Ni Xiao, Zhang Hao Helen, Zhang Daowen
Department of Statistics, North Carolina State University.
J Multivar Anal. 2009 Oct 1;100(9):2100-2111. doi: 10.1016/j.jmva.2009.06.009.
We propose and study a unified procedure for variable selection in partially linear models. A new type of double-penalized least squares is formulated, using the smoothing spline to estimate the nonparametric part and applying a shrinkage penalty on parametric components to achieve model parsimony. Theoretically we show that, with proper choices of the smoothing and regularization parameters, the proposed procedure can be as efficient as the oracle estimator (Fan and Li, 2001). We also study the asymptotic properties of the estimator when the number of parametric effects diverges with the sample size. Frequentist and Bayesian estimates of the covariance and confidence intervals are derived for the estimators. One great advantage of this procedure is its linear mixed model (LMM) representation, which greatly facilitates its implementation by using standard statistical software. Furthermore, the LMM framework enables one to treat the smoothing parameter as a variance component and hence conveniently estimate it together with other regression coefficients. Extensive numerical studies are conducted to demonstrate the effective performance of the proposed procedure.

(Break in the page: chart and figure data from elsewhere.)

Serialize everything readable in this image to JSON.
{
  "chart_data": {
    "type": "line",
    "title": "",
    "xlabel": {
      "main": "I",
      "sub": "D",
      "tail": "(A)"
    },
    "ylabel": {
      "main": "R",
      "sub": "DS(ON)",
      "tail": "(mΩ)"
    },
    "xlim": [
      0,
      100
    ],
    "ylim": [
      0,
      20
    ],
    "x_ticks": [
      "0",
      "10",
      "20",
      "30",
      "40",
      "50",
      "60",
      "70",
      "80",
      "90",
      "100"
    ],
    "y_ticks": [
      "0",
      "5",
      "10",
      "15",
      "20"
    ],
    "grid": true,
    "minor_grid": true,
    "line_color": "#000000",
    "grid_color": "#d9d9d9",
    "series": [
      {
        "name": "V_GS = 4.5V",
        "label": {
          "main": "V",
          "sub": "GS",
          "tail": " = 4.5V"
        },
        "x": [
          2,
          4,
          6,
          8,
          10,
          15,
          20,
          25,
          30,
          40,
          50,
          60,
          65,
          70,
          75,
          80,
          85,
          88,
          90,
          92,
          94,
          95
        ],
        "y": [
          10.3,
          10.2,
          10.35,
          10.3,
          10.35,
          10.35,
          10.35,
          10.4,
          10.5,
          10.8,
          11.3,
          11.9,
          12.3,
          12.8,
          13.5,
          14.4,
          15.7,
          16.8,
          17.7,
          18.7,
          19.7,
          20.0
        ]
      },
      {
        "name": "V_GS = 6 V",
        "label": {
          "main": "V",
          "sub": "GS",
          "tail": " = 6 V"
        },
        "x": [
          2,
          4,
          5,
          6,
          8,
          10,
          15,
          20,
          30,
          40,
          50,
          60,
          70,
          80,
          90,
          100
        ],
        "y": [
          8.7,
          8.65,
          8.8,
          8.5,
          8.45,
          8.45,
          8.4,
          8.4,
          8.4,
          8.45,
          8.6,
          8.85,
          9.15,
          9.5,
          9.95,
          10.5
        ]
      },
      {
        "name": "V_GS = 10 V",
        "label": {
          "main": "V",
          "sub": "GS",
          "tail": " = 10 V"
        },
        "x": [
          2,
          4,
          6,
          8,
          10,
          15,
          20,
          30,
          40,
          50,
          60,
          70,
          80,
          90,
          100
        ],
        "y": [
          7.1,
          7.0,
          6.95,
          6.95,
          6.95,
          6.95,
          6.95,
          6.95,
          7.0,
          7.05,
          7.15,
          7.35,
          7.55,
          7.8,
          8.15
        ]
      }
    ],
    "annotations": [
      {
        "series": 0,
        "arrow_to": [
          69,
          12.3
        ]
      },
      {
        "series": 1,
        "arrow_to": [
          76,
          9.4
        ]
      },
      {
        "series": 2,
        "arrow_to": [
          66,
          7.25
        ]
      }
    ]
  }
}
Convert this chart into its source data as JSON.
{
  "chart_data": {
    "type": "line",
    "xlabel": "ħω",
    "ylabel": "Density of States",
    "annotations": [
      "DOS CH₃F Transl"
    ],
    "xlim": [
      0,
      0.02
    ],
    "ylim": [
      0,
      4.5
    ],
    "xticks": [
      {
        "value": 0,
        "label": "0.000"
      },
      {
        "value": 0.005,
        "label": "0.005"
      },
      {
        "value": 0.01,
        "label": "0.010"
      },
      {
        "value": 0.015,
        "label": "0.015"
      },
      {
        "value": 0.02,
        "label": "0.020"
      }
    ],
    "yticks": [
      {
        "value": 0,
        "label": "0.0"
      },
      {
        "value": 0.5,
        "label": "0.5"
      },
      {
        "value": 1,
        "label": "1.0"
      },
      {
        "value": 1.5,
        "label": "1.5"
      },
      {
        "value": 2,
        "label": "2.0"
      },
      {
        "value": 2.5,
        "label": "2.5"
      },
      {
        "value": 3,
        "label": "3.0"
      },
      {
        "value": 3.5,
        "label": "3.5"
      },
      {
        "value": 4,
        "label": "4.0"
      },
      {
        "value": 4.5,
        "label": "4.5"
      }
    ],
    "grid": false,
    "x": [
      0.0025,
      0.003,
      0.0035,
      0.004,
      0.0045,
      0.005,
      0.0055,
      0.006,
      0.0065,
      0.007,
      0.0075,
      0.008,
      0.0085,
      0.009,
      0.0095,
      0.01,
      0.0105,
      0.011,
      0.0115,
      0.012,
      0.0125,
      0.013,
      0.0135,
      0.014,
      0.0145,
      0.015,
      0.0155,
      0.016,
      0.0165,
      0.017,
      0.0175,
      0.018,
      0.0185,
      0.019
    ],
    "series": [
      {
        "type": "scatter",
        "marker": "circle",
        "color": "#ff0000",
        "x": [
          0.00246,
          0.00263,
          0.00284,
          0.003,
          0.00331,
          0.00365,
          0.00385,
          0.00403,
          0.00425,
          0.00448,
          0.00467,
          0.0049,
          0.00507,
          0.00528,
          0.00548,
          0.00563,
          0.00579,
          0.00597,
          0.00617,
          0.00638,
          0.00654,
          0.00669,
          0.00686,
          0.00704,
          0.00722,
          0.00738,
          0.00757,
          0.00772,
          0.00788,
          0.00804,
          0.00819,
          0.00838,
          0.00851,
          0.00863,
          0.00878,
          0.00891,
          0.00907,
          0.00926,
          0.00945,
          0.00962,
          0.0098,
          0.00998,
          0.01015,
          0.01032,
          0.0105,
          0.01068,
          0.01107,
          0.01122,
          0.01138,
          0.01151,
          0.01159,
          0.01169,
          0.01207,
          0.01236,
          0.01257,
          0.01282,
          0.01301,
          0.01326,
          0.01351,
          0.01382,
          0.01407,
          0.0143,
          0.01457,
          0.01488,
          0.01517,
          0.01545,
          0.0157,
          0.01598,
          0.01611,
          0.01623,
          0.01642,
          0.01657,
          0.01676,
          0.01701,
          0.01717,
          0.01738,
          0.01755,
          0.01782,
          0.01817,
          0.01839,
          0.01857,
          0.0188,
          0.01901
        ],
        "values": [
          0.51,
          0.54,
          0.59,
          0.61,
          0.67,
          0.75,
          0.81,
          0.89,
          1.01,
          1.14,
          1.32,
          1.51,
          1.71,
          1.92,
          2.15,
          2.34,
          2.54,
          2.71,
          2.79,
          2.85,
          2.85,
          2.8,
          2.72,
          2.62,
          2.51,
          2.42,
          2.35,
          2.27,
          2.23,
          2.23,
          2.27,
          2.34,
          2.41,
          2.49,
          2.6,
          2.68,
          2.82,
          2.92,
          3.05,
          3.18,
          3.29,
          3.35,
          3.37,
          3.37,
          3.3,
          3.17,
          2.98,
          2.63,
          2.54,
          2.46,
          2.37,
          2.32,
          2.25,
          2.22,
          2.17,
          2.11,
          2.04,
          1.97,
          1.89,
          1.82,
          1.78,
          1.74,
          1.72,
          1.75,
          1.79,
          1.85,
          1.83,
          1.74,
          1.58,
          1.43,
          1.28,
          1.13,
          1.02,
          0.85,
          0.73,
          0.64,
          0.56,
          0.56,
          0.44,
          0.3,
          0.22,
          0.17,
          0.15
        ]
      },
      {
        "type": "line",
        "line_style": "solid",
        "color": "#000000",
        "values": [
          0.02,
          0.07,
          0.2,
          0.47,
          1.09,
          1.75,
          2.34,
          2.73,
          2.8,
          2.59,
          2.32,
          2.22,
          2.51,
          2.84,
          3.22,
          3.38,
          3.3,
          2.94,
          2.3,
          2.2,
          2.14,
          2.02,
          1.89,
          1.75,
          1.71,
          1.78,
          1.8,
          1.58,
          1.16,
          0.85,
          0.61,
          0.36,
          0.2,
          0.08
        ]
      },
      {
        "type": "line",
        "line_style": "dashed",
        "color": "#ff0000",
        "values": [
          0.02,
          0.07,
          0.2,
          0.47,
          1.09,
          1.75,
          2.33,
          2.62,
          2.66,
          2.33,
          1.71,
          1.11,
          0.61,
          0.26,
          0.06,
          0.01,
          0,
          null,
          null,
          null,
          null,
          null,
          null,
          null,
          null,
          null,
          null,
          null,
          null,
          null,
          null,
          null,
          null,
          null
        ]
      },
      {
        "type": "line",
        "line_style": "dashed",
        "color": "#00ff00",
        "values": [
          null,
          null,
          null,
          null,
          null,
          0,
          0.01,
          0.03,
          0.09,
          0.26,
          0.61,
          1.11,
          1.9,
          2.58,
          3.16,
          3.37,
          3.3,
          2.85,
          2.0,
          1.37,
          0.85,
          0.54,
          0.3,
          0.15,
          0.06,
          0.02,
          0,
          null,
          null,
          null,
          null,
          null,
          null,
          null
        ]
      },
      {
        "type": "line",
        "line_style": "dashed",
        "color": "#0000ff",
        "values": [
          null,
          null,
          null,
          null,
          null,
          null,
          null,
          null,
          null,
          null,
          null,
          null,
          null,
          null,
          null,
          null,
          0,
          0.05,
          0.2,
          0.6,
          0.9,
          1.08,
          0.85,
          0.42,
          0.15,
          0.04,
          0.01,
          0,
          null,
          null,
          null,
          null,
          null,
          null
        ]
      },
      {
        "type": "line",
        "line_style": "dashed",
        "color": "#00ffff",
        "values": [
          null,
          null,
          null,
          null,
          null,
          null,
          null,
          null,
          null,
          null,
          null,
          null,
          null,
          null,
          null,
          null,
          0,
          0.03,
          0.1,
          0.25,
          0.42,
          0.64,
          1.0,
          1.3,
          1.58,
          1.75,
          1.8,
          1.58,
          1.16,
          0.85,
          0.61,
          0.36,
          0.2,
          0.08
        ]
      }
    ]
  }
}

我们提出并研究了一种用于部分线性模型变量选择的统一方法。构建了一种新型的双惩罚最小二乘法,使用平滑样条估计非参数部分,并对参数分量施加收缩惩罚以实现模型简约性。理论上我们证明,通过适当选择平滑参数和正则化参数,所提出的方法可以与最优估计器(Fan和Li,2001)一样有效。我们还研究了参数效应数量随样本量发散时估计器的渐近性质。推导了估计器的协方差和置信区间的频率主义估计和贝叶斯估计。该方法的一个很大优点是其线性混合模型(LMM)表示,这极大地便于使用标准统计软件来实现它。此外,LMM框架使人们能够将平滑参数视为方差分量,从而方便地与其他回归系数一起估计它。进行了广泛的数值研究以证明所提出方法的有效性能。